South Africa and China have agreed to formally advance a proposed memorandum of understanding on artificial intelligence (AI) cooperation between the two nations.
The agreement, according to the communications ministry, aims to unlock collaborative research, innovation and application of AI in critical sectors, such as education, agriculture and public service delivery.
The agreement was reached during the recent investment-focused visit to China by communications and digital technologies minister Solly Malatsi and his high-level delegation.
Malatsi and the delegation, made up of senior officials responsible for digital infrastructure, AI, cyber security, bilateral partnerships and communications from his department, held engagements with Chinese counterparts in Beijing, Shenzhen and Shanghai.
According to the ministry, the engagements were aimed at securing support for SA’s digital transformation agenda.
Additionally, the delegation’s collective mandate was to engage Chinese partners on projects that could accelerate connectivity, enhance digital skills and support inclusive innovation across SA.
As part of its engagement with the China Satellite Network Company, the department says the delegation explored the development of a satellite broadband initiative to improve last-mile connectivity in rural and underserved communities.
“This aligns with South Africa’s commitment to closing the digital divide and enhancing access to education, healthcare and digital public infrastructure,” it states.
The department’s delegation also engaged the Export-Import Bank of China, where it highlighted the urgent need for increased development financing to support SA’s digital infrastructure rollout, particularly the expansion of broadband connectivity to remote and disadvantaged areas.
Digital for all
With over 3.1 billion citizens yet to come online, the expense of smartphones has widely been touted as the biggest barrier to connectivity.
In 2023, GSM Association (GSMA) Sub-Saharan Africa head Angela Wamola toldITWeb that despite Sub-Saharan Africa being the fastest-growing mobile region in the world, the availability of affordable devices remains a hurdle.
GSMA projections show 50% of the Sub-Saharan Africa population will have a mobile subscription or use mobile services by 2025. However, only 22% of the population access 3G and 4G internet, meaning 78% of the population is offline, Wamola revealed.
Malatsi, who has been a long-time advocate of affordable smartphones to drive digital inclusion, visited the headquarters of Chinese technology companies, including Honor and Huawei.
The department confirms that the engagements formed part of a broader initiative in support of its campaign for smart devices for learners and entrepreneurs.

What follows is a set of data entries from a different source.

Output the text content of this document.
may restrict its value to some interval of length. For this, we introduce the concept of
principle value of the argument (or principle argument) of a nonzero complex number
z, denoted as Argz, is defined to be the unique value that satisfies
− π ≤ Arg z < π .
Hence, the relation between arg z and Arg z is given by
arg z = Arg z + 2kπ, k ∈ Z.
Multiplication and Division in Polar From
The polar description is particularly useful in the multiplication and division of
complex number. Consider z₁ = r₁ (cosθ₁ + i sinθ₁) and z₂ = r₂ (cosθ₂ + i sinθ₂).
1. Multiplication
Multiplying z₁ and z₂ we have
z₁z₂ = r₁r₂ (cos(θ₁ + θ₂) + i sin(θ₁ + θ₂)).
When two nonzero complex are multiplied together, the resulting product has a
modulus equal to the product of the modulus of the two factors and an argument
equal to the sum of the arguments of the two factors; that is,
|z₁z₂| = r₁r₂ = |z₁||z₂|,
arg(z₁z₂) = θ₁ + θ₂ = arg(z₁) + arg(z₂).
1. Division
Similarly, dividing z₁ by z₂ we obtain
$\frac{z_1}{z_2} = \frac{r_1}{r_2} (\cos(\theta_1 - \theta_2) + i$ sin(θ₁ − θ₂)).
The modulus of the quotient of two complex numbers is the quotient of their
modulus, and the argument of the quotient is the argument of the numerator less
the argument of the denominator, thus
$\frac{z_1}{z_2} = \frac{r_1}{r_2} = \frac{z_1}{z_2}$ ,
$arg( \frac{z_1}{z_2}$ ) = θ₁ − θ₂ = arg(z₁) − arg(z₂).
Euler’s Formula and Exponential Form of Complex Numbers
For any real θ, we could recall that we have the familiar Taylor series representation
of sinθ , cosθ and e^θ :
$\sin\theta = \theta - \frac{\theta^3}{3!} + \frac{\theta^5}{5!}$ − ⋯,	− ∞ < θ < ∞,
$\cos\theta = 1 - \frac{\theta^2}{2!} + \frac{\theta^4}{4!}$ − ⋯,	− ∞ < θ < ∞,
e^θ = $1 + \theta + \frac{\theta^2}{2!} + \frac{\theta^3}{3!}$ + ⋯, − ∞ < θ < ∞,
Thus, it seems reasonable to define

As a result, it states that several “exciting partnerships” were secured, which will be announced in the coming days.
The South African delegation also participated in a roundtable hosted by the China branch of the BRICS Institute of Future Networks, which brought together Chinese ICT firms to explore collaboration on broadband expansion, smart device accessibility and digital skills development.
“The discussions reflected growing international interest in South Africa’s digital policy direction and economic potential.”
The delegation also attended the 2025 World Artificial Intelligence Conference and the high-level meeting on global AI governance in Shanghai, where the rapid pace at which AI is transforming the world and the urgency for global collaboration in ensuring AI technologies are inclusive, ethical and development-oriented were highlighted.
“These engagements underscore South Africa’s commitment to building international partnerships aligned with its national development priorities,” says the communications department.
“Through increased investment, shared expertise and deepened digital cooperation, government aims to ensure all South Africans, particularly those in underserved communities, can also participate meaningfully in the digital economy.”
The GSMA highlights that with a supportive policy framework, the digital economy could contribute up to 20% of SA’s gross domestic product by 2028, benefiting sectors such as education and healthcare, while creating pathways to sustainable employment.